Penyerbuan dan perusakan Kantor Biro TV One Yogyakarta jelas tidak dibenarkan. Tindakan sekelompok orang yang mengaku sebagai kader Partai Demokrasi Indonesia Perjuangan itu, apa pun alasannya, merupakan pelanggaran hukum. Jika hal itu dibiarkan, bukan tak mungkin kekerasan dan intimidasi terhadap media dan jurnalis-tak hanya berkaitan dengan pemilihan calon presiden-akan terus terjadi. Kelak, siapa pun yang merasa tak suka pada suatu pemberitaan akan dengan gampang menyerang kantor media atau jurnalis yang dianggap merugikan mereka.
Kekerasan itu terjadi pada Rabu malam lalu, ketika sejumlah orang mendatangi Kantor Biro TV One di kawasan Perumahan Timoho Regency, Yogyakarta. Selain merusak sekitar sepuluh sepeda motor yang diparkir di halaman, mereka mencoret-coret dinding kantor stasiun televisi itu dengan kata-kata kotor. Mereka berang karena stasiun televisi milik Aburizal Bakrie, Ketua Umum Partai Golkar yang juga pendukung pasangan Prabowo-Hatta, itu telah menyiarkan berita yang dianggap menghina PDIP.
Sebelumnya, dalam salah satu acaranya, stasiun televisi itu menyebut PDIP memiliki hubungan erat dengan Partai Komunis Indonesia. Pemberitaan inilah yang menyulut kemarahan.
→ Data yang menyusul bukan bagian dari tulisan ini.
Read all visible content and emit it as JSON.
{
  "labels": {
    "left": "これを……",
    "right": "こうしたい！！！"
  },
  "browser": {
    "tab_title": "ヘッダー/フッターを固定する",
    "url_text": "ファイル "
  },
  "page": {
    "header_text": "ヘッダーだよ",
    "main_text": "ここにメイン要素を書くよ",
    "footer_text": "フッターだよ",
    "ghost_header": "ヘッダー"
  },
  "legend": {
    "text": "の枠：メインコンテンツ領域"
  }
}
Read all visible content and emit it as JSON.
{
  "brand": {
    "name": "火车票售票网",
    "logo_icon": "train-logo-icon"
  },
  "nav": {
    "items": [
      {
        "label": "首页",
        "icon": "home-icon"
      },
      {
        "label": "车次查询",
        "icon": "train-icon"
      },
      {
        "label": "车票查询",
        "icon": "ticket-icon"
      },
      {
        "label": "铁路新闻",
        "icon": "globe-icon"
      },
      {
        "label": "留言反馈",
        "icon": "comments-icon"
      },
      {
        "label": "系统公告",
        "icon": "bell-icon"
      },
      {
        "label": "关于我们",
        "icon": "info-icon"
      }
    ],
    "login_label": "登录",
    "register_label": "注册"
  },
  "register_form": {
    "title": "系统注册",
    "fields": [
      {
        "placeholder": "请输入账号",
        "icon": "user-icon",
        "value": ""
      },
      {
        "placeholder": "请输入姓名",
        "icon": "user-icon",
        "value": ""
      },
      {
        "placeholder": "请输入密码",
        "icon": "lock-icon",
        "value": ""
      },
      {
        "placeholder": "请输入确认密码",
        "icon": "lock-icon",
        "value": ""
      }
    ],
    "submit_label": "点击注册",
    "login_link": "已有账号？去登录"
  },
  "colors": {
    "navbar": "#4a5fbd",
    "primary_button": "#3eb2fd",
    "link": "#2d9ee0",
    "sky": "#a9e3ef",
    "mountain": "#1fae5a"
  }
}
Mereka menuding berita itu, selain menyebarkan fitnah, merugikan Jokowi, calon presiden dari PDIP. Dalam masa kampanye yang tinggal hitungan hari ini, berita semacam itu memang bisa merugikan Jokowi.
Kita tahu bahwa sejumlah pemilik media, baik cetak maupun elektronik, adalah pendukung calon presiden tertentu. Dari kubu Prabowo, misalnya, selain Aburizal Bakrie, yang juga memiliki stasiun televisi ANTV, ada pengusaha Hary Tanoesoedibjo, pemilik stasiun televisi RCTI, Global, MMC (dulu bernama TPI), serta harian Koran Sindo. Adapun dari kubu Jokowi, ada Surya Paloh, Ketua Partai NasDem yang juga pemilik stasiun televisi Metro TV dan surat kabar Media Indonesia.
Tapi, kendati mereka pemiliknya, semestinya tidak boleh menggunakan stasiun yang frekuensinya milik publik untuk kepentingan salah satu calon presiden. Semestinya mereka juga bersikap adil, memberi hak yang sama kepada setiap kandidat untuk tampil di televisi yang sama. Di sini pula sebenarnya letak pentingnya independensi ruang pemberitaan atau newsroom berkaitan dengan pemberitaan seorang calon presiden.
Sesuai dengan prinsip jurnalistik, nilai-nilai keberimbangan sebuah berita mesti berdasar pada fakta, bukan sekadar gosip. Inilah hal utama yang mesti dipegang teguh para jurnalis. Berita tanpa verifikasi merupakan pelanggaran terhadap Undang-Undang tentang Pers. Yang terjadi, TV One tak memberi ruang kepada PDIP untuk menjawab atas pemberitaan mereka bahwa partai itu ada kaitannya dengan Partai Komunis Indonesia. Namun, di sisi lain, para penyerang itu juga salah. Semestinya mereka mengadukan pemberitaan TV One itu ke Komisi Penyiaran Indonesia atau Dewan Pers.
Kasus TV One seharusnya bisa dijadikan pelajaran bagi stasiun televisi untuk lebih berhati-hati menyiarkan berita di ujung massa kampanye ini.